Sortie du combo Blu-ray/DVD : Jeux interdits de René Clément

Voir ou revoir Jeux interdits (1952) de René Clément c'est avoir accès à toute une mythologie inédite du cinéma français que la Nouvelle Vague a voulu évacuer à plus forte raison par François Truffaut qui aurait pu reconnaître son inspiration dans la mise en scène de l'enfance particulièrement somptueuse et touchante de la part de René Clément. De l'autobiographie des 400 coups, René Clément se confronte à l'histoire récente douloureuse une décennie après la tragédie qui a débuté en France en 1940. Ainsi, l'enfance évoquée est celle de la fin de l'innocence avec une petite parenthèse, celle d'une adoption possible après la mort des parents.

Brigitte Fossey dans son premier rôle alors qu'elle a 5 ans exprime une enfance réaliste qui n'est pas déconstruite par la mise en scène d'un cinéaste mais largement accompagnée par celui-ci. C'était un réel défi de concevoir toute sa mise en scène autour de l'enfance et de son regard sur le monde qui l'entoure et René Clément avec l'appui de ses coscénaristes Pierre Bost et Jean Aurenche, adapte avec talent le roman Les Jeux inconnus (1947) de François Boyer. Ce point de vue sert à René Clément à partager sa propre vision de la guerre à partir du milieu paysan, loin du conflit de la capitale. Il ne s'agit pas ici de répéter un discours dominant mais bien d'explorer une vision inédite rétrospectivement de la guerre, loin de la mise en scène de l'héroïsation de la France après-guerre.

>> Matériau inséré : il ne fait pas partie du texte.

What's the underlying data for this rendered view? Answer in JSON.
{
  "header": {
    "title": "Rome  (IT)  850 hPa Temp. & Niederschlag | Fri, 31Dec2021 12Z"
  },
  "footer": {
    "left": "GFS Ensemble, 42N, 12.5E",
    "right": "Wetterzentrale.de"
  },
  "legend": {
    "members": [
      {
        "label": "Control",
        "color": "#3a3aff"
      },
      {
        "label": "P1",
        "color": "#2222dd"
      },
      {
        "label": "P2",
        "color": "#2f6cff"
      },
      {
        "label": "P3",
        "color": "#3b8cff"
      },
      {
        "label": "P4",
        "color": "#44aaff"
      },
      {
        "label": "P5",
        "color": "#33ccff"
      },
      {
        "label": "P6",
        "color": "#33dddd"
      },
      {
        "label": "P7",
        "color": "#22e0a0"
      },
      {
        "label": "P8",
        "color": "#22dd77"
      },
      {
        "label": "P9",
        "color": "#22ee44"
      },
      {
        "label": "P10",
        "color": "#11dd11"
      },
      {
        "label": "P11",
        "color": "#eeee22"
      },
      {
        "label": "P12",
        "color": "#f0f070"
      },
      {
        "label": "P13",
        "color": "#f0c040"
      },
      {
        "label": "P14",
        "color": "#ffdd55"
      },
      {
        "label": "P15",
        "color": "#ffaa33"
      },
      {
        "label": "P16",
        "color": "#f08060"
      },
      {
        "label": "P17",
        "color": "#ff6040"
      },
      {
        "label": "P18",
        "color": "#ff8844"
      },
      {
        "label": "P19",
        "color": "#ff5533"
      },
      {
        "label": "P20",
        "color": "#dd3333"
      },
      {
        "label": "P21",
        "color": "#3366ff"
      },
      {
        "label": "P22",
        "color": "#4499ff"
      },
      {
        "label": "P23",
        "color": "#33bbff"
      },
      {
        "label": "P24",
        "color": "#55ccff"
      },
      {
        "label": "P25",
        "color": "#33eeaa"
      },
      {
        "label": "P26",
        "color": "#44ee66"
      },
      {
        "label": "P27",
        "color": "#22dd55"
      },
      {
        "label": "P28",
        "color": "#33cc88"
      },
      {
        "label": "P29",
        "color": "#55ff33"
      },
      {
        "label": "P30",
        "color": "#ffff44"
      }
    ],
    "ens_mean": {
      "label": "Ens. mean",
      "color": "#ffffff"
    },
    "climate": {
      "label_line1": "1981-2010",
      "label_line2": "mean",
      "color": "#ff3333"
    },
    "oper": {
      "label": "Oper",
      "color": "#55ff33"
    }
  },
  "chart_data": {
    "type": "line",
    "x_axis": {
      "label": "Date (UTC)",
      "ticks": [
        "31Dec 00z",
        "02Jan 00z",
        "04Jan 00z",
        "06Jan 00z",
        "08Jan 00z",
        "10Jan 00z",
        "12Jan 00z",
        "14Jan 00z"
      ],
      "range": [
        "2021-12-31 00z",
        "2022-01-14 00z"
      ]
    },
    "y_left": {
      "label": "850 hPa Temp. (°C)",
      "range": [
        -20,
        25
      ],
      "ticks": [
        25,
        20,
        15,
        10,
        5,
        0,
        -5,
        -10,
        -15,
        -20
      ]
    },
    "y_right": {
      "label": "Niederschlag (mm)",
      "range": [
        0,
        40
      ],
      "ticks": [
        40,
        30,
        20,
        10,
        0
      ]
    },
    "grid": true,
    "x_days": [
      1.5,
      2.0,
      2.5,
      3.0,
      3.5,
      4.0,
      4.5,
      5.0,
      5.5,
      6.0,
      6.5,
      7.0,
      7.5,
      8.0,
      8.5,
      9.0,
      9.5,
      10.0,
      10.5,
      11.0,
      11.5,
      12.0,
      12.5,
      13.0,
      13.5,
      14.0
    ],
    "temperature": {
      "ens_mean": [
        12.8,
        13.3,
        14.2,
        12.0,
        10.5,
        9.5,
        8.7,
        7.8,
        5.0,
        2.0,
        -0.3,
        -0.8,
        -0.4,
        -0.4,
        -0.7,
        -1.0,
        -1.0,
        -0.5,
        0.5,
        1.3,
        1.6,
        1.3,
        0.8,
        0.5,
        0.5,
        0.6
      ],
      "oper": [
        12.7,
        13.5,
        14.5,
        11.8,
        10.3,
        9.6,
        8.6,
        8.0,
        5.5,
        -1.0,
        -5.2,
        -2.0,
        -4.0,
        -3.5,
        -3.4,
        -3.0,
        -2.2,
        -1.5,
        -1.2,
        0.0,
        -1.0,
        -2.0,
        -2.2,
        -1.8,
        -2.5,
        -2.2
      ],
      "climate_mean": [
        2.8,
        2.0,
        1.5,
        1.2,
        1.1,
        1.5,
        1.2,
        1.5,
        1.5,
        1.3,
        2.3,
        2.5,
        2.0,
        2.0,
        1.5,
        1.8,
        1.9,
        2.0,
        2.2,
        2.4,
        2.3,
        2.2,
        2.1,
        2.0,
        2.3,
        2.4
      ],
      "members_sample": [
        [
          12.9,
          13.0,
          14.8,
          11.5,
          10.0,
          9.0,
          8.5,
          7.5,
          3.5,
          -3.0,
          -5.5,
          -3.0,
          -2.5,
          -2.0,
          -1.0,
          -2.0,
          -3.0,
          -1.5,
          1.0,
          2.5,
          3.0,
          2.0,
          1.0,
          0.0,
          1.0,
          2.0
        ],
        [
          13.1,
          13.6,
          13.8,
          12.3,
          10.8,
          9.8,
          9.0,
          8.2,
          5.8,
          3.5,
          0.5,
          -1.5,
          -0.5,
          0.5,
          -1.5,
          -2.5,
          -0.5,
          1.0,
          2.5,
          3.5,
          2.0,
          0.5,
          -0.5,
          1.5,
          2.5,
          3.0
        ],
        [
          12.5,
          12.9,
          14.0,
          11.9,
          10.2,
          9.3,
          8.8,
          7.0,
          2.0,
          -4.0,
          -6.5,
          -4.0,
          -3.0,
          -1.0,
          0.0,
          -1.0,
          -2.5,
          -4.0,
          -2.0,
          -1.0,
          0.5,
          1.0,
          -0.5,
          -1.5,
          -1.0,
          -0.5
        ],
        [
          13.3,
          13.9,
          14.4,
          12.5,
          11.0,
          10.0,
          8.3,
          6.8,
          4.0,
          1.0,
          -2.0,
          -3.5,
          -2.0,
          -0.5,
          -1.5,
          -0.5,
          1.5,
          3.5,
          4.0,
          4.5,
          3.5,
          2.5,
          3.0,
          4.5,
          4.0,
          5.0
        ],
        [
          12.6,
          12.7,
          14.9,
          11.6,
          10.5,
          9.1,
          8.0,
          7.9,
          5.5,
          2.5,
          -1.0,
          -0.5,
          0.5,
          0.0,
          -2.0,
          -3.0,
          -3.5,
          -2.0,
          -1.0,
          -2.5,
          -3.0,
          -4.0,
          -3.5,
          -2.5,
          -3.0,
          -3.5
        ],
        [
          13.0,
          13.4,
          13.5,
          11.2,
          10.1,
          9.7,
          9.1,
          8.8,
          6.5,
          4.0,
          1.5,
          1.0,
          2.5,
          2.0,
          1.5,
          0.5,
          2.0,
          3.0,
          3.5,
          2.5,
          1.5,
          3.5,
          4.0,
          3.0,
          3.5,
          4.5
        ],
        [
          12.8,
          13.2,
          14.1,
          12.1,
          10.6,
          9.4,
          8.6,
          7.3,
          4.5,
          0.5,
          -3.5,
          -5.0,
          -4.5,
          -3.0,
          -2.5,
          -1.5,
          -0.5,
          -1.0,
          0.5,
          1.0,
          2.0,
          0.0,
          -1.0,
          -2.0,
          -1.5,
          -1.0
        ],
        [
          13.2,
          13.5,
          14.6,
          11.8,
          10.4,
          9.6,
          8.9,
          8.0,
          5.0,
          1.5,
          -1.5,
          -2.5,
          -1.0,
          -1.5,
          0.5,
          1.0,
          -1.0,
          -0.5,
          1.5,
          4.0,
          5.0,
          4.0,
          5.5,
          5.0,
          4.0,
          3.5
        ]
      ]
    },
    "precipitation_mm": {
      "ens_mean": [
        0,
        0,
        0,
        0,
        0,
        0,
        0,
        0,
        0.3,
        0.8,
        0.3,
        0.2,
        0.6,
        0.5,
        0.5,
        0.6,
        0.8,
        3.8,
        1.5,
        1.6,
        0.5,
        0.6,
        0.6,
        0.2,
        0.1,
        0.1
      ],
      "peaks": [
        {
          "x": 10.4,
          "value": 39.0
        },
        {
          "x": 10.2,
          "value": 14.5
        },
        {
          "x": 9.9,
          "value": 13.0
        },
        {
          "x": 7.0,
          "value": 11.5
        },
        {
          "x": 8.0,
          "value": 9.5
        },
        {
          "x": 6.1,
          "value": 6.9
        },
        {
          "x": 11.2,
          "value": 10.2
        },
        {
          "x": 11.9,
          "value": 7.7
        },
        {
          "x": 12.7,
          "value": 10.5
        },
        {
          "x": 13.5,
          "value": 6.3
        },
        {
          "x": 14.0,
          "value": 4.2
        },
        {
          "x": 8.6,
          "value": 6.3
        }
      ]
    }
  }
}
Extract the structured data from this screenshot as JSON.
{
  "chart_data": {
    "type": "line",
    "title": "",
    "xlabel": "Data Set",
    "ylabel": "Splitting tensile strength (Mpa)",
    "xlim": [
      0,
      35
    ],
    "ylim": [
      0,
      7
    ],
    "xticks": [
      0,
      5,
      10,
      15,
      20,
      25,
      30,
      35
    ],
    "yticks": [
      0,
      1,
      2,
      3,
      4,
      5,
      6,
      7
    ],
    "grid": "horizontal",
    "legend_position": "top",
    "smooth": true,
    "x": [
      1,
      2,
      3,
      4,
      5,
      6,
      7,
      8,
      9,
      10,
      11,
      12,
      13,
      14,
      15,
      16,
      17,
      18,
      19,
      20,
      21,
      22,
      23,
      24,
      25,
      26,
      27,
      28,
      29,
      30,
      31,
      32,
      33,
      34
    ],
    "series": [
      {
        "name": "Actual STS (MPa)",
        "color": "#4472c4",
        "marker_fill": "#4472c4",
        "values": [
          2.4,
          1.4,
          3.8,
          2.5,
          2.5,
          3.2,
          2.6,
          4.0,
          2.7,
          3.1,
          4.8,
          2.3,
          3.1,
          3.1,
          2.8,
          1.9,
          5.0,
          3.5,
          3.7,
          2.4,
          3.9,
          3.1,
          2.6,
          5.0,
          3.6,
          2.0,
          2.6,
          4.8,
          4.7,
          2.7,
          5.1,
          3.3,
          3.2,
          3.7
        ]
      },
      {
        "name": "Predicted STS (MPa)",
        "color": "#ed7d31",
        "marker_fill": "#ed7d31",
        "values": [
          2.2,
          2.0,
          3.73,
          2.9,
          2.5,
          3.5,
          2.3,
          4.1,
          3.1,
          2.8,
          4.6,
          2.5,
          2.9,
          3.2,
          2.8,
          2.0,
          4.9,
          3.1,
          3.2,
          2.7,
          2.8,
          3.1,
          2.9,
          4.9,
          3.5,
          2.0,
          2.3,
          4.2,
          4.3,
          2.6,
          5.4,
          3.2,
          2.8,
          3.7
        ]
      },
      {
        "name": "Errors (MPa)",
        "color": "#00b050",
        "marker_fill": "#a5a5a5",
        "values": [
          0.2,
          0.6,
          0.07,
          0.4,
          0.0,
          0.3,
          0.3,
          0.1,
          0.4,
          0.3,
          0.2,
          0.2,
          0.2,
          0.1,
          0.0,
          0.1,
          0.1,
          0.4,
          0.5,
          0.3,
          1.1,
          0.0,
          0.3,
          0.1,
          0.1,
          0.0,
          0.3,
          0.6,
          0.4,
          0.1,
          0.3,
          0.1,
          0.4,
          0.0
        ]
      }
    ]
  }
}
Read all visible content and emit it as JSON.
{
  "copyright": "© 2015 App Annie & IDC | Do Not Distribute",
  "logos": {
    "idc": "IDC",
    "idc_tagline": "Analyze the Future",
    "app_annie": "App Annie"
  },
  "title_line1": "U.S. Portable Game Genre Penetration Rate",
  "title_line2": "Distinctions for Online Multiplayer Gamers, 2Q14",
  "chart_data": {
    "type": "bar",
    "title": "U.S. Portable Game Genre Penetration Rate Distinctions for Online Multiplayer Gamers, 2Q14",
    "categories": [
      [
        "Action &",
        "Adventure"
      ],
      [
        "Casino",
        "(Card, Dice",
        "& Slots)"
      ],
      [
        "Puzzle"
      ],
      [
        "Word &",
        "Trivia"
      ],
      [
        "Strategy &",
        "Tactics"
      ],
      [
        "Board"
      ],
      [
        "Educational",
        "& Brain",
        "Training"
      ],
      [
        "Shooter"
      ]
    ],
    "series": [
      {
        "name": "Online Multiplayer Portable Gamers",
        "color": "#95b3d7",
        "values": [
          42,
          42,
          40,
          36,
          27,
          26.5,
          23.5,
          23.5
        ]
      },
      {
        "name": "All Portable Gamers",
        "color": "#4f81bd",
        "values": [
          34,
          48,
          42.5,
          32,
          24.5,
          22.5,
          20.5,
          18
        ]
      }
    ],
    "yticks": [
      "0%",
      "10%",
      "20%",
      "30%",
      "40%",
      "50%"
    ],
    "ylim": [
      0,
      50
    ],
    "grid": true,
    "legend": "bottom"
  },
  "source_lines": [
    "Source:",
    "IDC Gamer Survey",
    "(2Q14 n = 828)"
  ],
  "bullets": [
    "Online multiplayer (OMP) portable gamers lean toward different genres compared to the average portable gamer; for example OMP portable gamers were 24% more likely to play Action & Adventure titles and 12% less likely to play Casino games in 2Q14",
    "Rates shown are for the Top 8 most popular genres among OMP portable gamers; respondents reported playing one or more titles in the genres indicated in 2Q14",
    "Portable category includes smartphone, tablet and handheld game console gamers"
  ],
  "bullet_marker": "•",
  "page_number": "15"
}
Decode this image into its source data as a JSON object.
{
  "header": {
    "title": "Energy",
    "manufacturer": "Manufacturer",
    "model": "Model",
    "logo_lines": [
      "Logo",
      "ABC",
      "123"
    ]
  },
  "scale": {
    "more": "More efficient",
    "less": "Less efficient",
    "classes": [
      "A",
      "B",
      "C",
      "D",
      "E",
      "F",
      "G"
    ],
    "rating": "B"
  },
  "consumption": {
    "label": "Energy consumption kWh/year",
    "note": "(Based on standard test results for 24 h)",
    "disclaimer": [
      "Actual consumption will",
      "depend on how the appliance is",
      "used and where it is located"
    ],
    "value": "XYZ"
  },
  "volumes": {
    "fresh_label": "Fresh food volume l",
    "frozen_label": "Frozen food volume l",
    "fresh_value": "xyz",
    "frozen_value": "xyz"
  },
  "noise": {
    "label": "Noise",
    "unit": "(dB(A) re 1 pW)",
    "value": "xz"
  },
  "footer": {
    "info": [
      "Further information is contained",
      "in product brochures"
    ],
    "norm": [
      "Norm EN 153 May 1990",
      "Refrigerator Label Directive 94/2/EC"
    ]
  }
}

Le deuil au centre de l'intrigue est subtilement traité dans une France d'orphelins et de familles détruites par divers drames. Cela passe notamment avec un jeu autour de la mort qui passe par le vol de croix qui n'est pas compris par le monde adulte et notamment l'Église catholique avec un prêtre auprès duquel les enfants ne sont ni écoutés, entendus et ne trouvent à ses côtés aucun réconfort. Ce parti pris est une manière audacieuse d'émettre ses critiques sur un monde rural qui n'a rien d'harmonieux malgré la tentative d'accueil spontané d'une jeune orpheline.

Pour accompagner ce récit poignant, il reste l'inimitable et immortelle composition musicale arrangée et interprétée à la guitare par Narciso Yepes qui revient comme un leitmotiv tout au long du film et qui porte toute la détresse intérieure de la jeune héroïne. Plutôt qu'une orchestration grandiloquente, René Clément a fait le choix de la simplicité et de l'efficacité avec une musique faisant pleinement corps avec son intrigue.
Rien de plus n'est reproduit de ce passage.